BU yıl Anadolu takımlarının da olaya ortak olmasıyla zirve yarışı çetin geçeceğe benziyor. Sivas’ı, Alanya’sı, Malatya’sı çok can yakacak gibi duruyor. Öte taraftan Fenerbahçe, Trabzonspor ve Beşiktaş bu işin favori adayları. Arada pek de bir kalite farkı görünmüyor. Benim favorilerim ise Fenerbahçe ve Trabzonspor. Nedeni de kadro iskeletlerinin ‘yerliler’ üzerine inşa edilmesi. Geçen hafta 18 takımın sahaya sürdüğü oyunculara baktım, tüm takımlar içinde 6’sı 11’de olmak üzere sahaya 8 yerli futbolcu süren tek takım F.Bahçe. İkinci sırada Antalya maçında forma giyen 14 futbolcudan 7’si Türk olan Trabzon var. G.Saray’da bu rakam 14’te 3, Beşiktaş’ta 14’te 5. Süper Lig’de bu hafta 18 takımdan sadece üçü ilk 11’inde 6 yerli futbolcuyla çıkmış. G.Saray ve Alanya’da ise bu rakam sadece 2...
OLMADI MHK!
BELKİ değildir diyordum ama sonunda ‘resmen’ duyurdular. Arda Kardeşler kardeşimiz FIFA kokartı takacak. Genç, yakışıklı, fiziği iyi umut vaat ediyor ama FIFA onun için erken. FIFA olayı çıktı çıkalı arkadaşın vukuatsız maçı neredeyse yok. Her şey ortada...

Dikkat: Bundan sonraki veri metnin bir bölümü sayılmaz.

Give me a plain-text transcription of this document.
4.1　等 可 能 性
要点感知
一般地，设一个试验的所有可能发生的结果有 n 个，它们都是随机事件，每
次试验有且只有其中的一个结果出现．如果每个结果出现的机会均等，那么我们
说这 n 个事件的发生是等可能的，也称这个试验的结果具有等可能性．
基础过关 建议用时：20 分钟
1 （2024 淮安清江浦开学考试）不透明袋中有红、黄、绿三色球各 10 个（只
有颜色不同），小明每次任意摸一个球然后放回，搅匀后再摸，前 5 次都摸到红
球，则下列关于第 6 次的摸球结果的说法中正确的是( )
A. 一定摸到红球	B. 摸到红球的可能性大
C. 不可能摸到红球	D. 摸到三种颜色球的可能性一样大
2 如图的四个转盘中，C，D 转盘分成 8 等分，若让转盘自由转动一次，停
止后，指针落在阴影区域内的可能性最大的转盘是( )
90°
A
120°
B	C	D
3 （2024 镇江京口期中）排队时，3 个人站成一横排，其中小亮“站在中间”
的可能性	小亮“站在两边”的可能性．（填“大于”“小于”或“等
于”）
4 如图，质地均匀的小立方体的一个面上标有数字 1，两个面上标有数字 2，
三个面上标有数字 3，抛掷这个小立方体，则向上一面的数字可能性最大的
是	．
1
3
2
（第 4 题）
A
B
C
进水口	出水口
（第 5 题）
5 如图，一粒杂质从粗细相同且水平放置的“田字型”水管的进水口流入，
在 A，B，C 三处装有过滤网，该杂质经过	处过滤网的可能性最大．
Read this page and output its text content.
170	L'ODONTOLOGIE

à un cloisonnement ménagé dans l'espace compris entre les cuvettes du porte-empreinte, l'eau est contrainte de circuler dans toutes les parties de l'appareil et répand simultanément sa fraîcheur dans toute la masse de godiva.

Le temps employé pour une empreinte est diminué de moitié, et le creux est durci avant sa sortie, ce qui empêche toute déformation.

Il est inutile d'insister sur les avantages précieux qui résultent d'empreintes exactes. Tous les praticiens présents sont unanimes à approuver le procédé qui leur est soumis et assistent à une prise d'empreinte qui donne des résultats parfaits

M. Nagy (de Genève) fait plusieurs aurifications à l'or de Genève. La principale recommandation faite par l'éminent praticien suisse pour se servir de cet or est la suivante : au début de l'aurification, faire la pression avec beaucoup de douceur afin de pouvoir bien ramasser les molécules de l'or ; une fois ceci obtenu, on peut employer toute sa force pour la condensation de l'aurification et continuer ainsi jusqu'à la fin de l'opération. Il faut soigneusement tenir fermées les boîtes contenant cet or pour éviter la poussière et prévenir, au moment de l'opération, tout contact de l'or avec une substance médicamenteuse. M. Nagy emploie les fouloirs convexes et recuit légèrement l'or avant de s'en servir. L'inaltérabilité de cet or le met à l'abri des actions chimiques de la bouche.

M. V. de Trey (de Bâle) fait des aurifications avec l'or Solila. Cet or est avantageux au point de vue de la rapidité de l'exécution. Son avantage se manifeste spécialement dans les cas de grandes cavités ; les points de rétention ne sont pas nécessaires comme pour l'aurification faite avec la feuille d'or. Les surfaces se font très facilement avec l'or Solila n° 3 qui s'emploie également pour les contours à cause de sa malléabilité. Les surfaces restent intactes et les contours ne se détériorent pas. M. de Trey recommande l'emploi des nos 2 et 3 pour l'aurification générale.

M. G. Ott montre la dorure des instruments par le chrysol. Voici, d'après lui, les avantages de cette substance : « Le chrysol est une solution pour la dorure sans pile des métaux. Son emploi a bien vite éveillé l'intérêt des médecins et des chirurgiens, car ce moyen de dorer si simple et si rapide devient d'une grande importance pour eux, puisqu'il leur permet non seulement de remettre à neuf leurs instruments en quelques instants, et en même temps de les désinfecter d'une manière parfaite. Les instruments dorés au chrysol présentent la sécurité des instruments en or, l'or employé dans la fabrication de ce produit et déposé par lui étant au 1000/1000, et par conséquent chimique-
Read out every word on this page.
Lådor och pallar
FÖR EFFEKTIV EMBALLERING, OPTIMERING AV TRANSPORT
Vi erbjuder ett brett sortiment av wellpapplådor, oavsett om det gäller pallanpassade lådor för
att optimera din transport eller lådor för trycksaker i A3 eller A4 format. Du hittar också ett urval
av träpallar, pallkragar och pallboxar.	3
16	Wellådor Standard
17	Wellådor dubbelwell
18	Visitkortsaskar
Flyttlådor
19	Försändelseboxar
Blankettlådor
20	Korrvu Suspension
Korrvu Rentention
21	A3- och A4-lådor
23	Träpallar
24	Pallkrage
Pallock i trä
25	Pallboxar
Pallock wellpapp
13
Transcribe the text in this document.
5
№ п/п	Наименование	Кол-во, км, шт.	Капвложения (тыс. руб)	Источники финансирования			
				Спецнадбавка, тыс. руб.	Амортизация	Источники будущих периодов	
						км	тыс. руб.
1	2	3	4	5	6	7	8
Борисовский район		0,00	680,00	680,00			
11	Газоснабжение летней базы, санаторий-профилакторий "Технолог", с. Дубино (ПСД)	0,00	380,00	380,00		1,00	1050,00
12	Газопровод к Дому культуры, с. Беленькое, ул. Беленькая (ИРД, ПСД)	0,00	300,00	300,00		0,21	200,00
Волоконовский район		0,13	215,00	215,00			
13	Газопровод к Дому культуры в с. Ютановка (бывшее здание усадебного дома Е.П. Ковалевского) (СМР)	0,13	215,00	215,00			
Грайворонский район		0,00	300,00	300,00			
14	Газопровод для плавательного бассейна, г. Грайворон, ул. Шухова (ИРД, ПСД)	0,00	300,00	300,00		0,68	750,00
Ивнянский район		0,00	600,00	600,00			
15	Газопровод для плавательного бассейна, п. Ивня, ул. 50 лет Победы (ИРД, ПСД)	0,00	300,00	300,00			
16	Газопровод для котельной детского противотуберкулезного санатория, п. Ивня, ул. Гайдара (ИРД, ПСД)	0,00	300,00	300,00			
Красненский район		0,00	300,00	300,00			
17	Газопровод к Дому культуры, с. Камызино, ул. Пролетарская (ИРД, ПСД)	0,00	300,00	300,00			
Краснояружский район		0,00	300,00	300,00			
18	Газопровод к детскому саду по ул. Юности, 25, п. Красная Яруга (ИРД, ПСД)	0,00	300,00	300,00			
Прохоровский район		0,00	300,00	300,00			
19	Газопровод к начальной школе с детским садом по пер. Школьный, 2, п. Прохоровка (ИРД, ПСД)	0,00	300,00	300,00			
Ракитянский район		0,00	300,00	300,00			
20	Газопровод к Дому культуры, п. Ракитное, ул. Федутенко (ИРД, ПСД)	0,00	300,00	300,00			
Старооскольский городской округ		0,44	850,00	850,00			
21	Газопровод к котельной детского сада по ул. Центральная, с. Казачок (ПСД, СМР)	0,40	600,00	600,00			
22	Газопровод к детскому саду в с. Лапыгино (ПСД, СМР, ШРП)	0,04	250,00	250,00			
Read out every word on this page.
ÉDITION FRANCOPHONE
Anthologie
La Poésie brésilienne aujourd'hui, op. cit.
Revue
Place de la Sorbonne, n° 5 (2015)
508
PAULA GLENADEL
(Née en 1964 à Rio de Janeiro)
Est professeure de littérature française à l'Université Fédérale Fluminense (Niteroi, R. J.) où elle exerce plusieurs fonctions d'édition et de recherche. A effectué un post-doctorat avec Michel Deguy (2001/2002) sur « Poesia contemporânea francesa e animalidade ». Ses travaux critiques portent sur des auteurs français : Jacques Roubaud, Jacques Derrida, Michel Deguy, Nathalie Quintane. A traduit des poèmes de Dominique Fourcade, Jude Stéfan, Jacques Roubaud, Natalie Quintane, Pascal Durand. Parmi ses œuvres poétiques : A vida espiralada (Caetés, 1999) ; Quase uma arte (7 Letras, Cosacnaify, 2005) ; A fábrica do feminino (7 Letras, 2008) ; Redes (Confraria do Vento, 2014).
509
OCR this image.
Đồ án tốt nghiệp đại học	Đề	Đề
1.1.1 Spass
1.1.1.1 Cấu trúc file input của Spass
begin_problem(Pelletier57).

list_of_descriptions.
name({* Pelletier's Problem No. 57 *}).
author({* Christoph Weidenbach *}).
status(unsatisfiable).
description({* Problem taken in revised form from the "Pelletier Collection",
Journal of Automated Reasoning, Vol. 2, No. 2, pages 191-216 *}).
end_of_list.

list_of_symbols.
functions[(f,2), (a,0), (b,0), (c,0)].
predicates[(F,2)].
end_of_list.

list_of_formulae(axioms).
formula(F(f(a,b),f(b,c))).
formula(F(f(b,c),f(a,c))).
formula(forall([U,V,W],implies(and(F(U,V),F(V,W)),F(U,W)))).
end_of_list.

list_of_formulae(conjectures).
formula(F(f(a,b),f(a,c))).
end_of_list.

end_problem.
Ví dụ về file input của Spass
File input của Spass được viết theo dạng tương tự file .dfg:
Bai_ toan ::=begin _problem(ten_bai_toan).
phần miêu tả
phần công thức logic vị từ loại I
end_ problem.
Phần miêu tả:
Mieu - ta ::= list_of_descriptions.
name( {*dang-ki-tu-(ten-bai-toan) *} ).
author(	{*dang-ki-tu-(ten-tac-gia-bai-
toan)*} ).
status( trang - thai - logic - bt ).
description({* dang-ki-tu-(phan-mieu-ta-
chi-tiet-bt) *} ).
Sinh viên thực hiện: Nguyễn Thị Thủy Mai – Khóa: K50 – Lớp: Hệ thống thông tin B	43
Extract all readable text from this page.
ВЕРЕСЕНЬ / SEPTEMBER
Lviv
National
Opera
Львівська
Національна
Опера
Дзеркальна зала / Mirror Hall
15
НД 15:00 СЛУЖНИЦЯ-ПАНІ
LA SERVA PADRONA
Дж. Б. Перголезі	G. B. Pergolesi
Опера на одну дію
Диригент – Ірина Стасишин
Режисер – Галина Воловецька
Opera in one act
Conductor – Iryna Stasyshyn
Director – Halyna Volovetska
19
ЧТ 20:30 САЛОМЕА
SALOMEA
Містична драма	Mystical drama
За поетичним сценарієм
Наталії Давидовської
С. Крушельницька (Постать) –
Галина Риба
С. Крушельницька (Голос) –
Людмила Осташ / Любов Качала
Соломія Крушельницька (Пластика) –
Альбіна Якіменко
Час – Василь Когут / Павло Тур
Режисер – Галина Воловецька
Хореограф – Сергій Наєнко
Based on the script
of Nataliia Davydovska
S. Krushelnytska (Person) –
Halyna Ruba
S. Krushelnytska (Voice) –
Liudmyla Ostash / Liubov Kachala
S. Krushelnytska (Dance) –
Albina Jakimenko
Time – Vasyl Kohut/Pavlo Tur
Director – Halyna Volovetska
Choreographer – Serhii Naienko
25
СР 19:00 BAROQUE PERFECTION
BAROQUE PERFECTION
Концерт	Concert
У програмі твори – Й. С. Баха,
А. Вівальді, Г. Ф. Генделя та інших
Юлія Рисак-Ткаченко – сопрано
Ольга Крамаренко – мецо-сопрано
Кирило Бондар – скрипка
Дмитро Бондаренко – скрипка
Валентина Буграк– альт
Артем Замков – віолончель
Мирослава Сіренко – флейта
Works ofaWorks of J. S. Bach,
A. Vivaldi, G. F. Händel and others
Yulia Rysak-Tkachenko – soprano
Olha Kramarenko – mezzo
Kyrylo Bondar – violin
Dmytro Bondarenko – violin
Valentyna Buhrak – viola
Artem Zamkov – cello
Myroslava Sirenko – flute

İnşallah yanılırım ama ikinci bir Deniz Ateş Bitnel vakası yaşayabiliriz. Onlara taşıyamayacağı bir yük verirsek... Bu çocuğa da yazık, Türkiye’ye de. 2-3 aydır camia içinde (aktif tecrübeli hakemler dâhil) nabız yokluyorum; onların favorisi Abdülkadir Bitigen. Hatta ikinci sırada Zorbay küçük var. Arda konusunda soru işaretleri mevcut.
Gerçekten şöyle dönüp Abdülkadir Bitigen’in maçlarına bakıyorum, maşallah çocuğa. İkinci Cüneyt Çakır’ımız olma yolunda ilerliyor.